Monsieur le Président, monsieur le Secrétaire Général, Mesdames et Messieurs les membres de l’Assemblée parlementaire, excellences, mesdames et messieurs, je voudrais, avant de commencer, exprimer toutes mes condoléances à la délégation de la Fédération de Russie au lendemain du terrible attentat de Moscou, que nous condamnons fermement.
C’est un honneur et un plaisir de m’adresser à l’Assemblée parlementaire du Conseil de l'Europe, la plus ancienne des organisations politiques paneuropéennes. Vous incarnez la conscience du continent et vous restez le champion incontesté, pour ce qui concerne la promotion des libertés individuelles, l’Etat de droit, les droits des minorités, les droits des personnes et l’intégration.
Il y a trois mois, en Serbie, nous avons fêté le dixième anniversaire du rétablissement de la démocratie. Cela fait en effet dix ans que le peuple serbe a mis un terme à une épouvantable décennie. Ce chemin parcouru n’a pas été facile, mais nous avons su jeter les bases d’une société respectueuse de tous les principes que vous avez embrassés et pour lesquels vous agissez. Nous envisageons donc les dix années à venir avec optimisme. Après avoir réalisé de tels progrès, nous sommes certainement capables d’en faire beaucoup plus encore.
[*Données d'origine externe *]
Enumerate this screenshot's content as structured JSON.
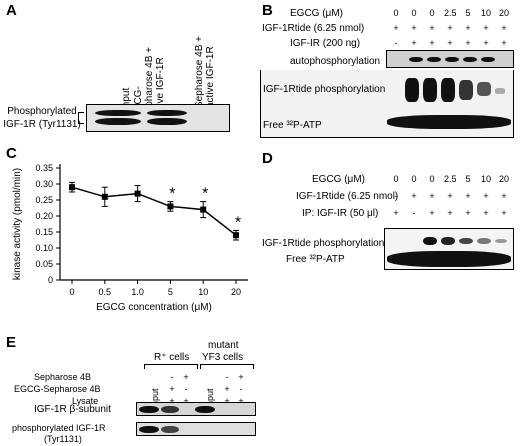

Quels sont, dès lors, les défis que mon pays, notre région et l’Europe doivent relever? Les réponses à cette question sont interdépendantes, mais tout à fait claires.
Le premier défi est notre mise en conformité avec les normes de l’Union européenne, afin que la Serbie et ses voisins puissent adhérer à l’Union le plus rapidement possible. Le deuxième défi, sur lequel je reviendrai assez longuement est le processus de convalescence de la région, qu’il nous faut poursuivre. Le troisième défi est la nécessité d’examiner avec attention les menaces qui pèsent actuellement sur nos démocraties et les mesures à prendre ensemble pour éviter toute dérive.
Notre objectif stratégique, Mesdames et Messieurs, est d’adhérer à l’Union européenne. Je suis personnellement convaincu que mon pays est sur la bonne voie. D’ici quelques jours, le Premier ministre de la Serbie répondra au questionnaire de la Commission européenne. Ensuite, nous espérons vraiment faire acte de candidature et ouvrir les négociations.
La Serbie, pays test pour les Balkans, considère qu’elle peut apporter une contribution au progrès de toute la région. Toutefois, son développement ne s’est pas fait de façon uniforme. Il existe notamment des divergences sur la façon dont nous nous considérons nous-mêmes et dont nous considérons nos voisins. Certains continuent à raisonner en termes de différences, de désaccords, ou de disparités, qu’ils soient d’ordre politique, économique ou culturel.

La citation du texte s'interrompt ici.